Why Nature Matters for Health
The biological mechanisms are still being studied, but likely pathways include:
Stress Reduction
Natural environments trigger parasympathetic nervous system activation, the "rest and digest" response. Studies show that time in nature reduces cortisol levels, lowers blood pressure, and decreases heart rate variability markers of stress.
Attention Restoration
The theory of attention restoration suggests that natural environments allow our directed attention mechanisms to rest while engaging involuntary attention, essentially a reset for cognitive function.
Physical Activity
While the study controlled for physical activity, time in nature often involves walking, hiking, or other movement that compounds the benefits.
Air Quality and Microbiome
Natural environments typically have cleaner air and expose us to diverse microorganisms that may support immune function.
Light Exposure
Outdoor time provides natural light exposure important for circadian rhythm regulation and vitamin D synthesis.
How to Get Your Two Hours
Two hours per week is roughly 17 minutes per day, highly achievable for most people. Here are practical strategies:
Daily Doses
- Morning walk in a nearby park: 15-20 minutes
- Lunch break outside: 10-15 minutes
- Evening stroll: 15-20 minutes
Weekend Immersion
- One longer nature outing per week: 90-120 minutes
- A hike, beach visit, or park exploration on Saturday or Sunday can cover most of your weekly quota
Commute Integration
- Walk through a park instead of along busy streets
- Get off transit one stop early near green space
- Park farther away and walk through natural areas
Active Recreation Outdoors
- Golf, tennis, cycling, or running in parks
- Outdoor yoga or exercise classes
- Gardening (though the study excluded personal gardens, similar benefits are likely)
What Counts as "Nature"?
The study defined nature broadly:
- Urban parks and gardens
- Woodlands and forests
- Beaches and coastline
- Countryside and farmland
- Rivers, lakes, and canals
- Mountains and hills
You don't need wilderness. Your local park counts.
Making It Sustainable
The key insight from the study (that total weekly time matters more than visit patterns) offers flexibility.

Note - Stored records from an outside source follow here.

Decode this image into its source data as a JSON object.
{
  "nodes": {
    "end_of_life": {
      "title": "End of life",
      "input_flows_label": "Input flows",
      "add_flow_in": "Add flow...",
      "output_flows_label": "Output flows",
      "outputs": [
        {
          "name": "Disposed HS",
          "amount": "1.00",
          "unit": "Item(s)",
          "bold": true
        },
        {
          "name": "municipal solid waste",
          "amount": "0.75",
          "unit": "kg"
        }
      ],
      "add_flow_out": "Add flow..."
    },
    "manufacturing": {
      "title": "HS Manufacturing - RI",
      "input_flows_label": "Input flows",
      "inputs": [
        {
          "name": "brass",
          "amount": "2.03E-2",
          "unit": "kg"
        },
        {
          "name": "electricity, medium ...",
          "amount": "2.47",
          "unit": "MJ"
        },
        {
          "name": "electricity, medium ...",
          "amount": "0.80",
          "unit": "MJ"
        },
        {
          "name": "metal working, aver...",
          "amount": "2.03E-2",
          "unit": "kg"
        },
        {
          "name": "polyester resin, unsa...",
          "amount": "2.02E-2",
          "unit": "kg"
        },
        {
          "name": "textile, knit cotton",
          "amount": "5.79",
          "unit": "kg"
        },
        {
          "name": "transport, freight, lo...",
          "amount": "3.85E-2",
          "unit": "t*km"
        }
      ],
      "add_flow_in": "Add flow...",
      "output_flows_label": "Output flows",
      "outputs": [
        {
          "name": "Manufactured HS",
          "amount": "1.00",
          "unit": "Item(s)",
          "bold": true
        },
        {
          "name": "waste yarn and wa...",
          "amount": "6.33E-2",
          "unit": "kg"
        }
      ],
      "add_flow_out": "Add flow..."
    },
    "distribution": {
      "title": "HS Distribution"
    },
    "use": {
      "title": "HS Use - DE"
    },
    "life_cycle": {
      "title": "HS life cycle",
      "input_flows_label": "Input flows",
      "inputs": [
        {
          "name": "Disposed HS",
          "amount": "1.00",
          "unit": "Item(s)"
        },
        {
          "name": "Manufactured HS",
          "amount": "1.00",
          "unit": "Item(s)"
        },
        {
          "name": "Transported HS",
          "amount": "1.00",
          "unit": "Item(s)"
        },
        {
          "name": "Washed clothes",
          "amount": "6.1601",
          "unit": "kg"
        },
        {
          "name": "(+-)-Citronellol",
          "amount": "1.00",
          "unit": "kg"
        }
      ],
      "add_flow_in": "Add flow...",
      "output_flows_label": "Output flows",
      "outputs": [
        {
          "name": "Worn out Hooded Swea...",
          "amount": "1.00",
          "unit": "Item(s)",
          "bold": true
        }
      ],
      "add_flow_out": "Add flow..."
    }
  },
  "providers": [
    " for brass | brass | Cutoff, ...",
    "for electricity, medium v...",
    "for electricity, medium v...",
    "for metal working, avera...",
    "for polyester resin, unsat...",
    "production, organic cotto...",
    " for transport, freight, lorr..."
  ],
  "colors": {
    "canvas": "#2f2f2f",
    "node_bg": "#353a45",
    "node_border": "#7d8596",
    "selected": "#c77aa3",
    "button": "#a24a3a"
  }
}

Some weeks you might take daily short walks; others you might do one long weekend hike. Both approaches work.
The goal is consistency over time, not perfection in any given week.
A Prescription Worth Filling
Imagine if your doctor prescribed two hours of nature exposure per week. No pharmacy visit required. No side effects. No cost. Just time spent in environments humans evolved to inhabit.

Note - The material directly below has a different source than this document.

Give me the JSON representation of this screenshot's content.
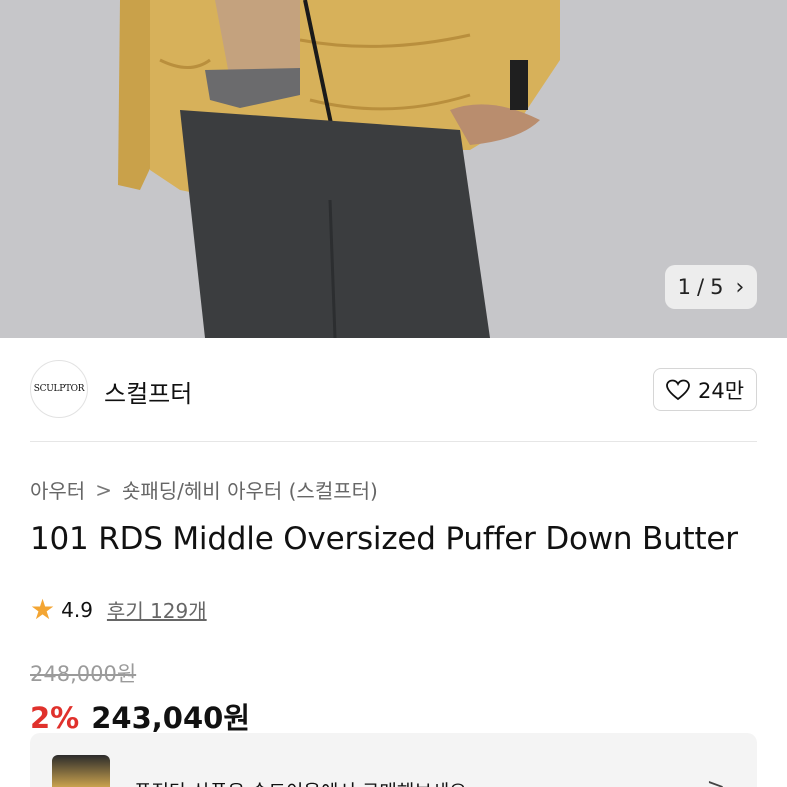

The research suggests this prescription would be as meaningful for your health as many medications, yet it remains largely unwritten.

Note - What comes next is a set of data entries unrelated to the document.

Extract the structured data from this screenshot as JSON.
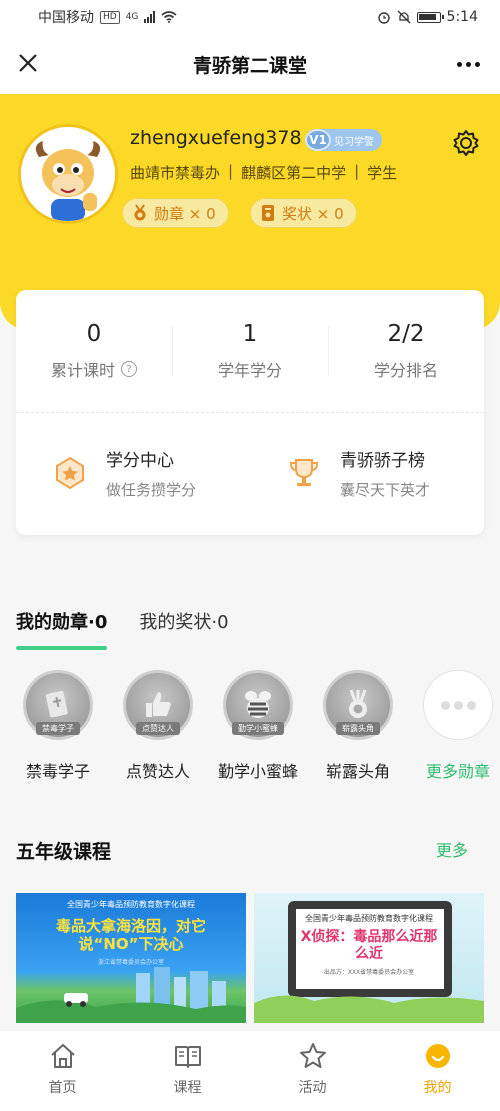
{
  "status_bar": {
    "carrier": "中国移动",
    "hd": "HD",
    "network": "4G",
    "time": "5:14"
  },
  "header": {
    "title": "青骄第二课堂"
  },
  "profile": {
    "username": "zhengxuefeng378",
    "level_code": "V1",
    "level_title": "见习学警",
    "org": [
      "曲靖市禁毒办",
      "麒麟区第二中学",
      "学生"
    ],
    "medals_label": "勋章 × 0",
    "awards_label": "奖状 × 0"
  },
  "stats": [
    {
      "value": "0",
      "label": "累计课时"
    },
    {
      "value": "1",
      "label": "学年学分"
    },
    {
      "value": "2/2",
      "label": "学分排名"
    }
  ],
  "features": [
    {
      "title": "学分中心",
      "subtitle": "做任务攒学分"
    },
    {
      "title": "青骄骄子榜",
      "subtitle": "囊尽天下英才"
    }
  ],
  "tabs": [
    {
      "label": "我的勋章·0",
      "active": true
    },
    {
      "label": "我的奖状·0",
      "active": false
    }
  ],
  "badges": [
    {
      "name": "禁毒学子",
      "ribbon": "禁毒学子",
      "icon": "book-icon"
    },
    {
      "name": "点赞达人",
      "ribbon": "点赞达人",
      "icon": "thumbs-up-icon"
    },
    {
      "name": "勤学小蜜蜂",
      "ribbon": "勤学小蜜蜂",
      "icon": "bee-icon"
    },
    {
      "name": "崭露头角",
      "ribbon": "崭露头角",
      "icon": "medal-icon"
    },
    {
      "name": "更多勋章",
      "icon": "more-icon"
    }
  ],
  "courses_section": {
    "title": "五年级课程",
    "more": "更多"
  },
  "courses": [
    {
      "header": "全国青少年毒品预防教育数字化课程",
      "title": "毒品大拿海洛因，对它说“NO”下决心",
      "sub": "浙江省禁毒委员会办公室"
    },
    {
      "header": "全国青少年毒品预防教育数字化课程",
      "title": "X侦探：毒品那么近那么近",
      "sub": "出品方：XXX省禁毒委员会办公室"
    }
  ],
  "nav": [
    {
      "label": "首页",
      "icon": "home-icon"
    },
    {
      "label": "课程",
      "icon": "book-icon"
    },
    {
      "label": "活动",
      "icon": "star-icon"
    },
    {
      "label": "我的",
      "icon": "profile-icon",
      "active": true
    }
  ],
  "colors": {
    "accent_yellow": "#fbd926",
    "green": "#2ebd6e",
    "orange": "#f1a500"
  }
}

At The Maximum Life, we encourage members to view nature exposure not as a luxury or optional recreation but as a fundamental health practice. Your body expects regular contact with natural environments. Denying it that exposure may carry real health costs.
Two hours a week. 120 minutes. 17 minutes a day.
It's not much time. The question is whether you'll choose to spend it where it matters.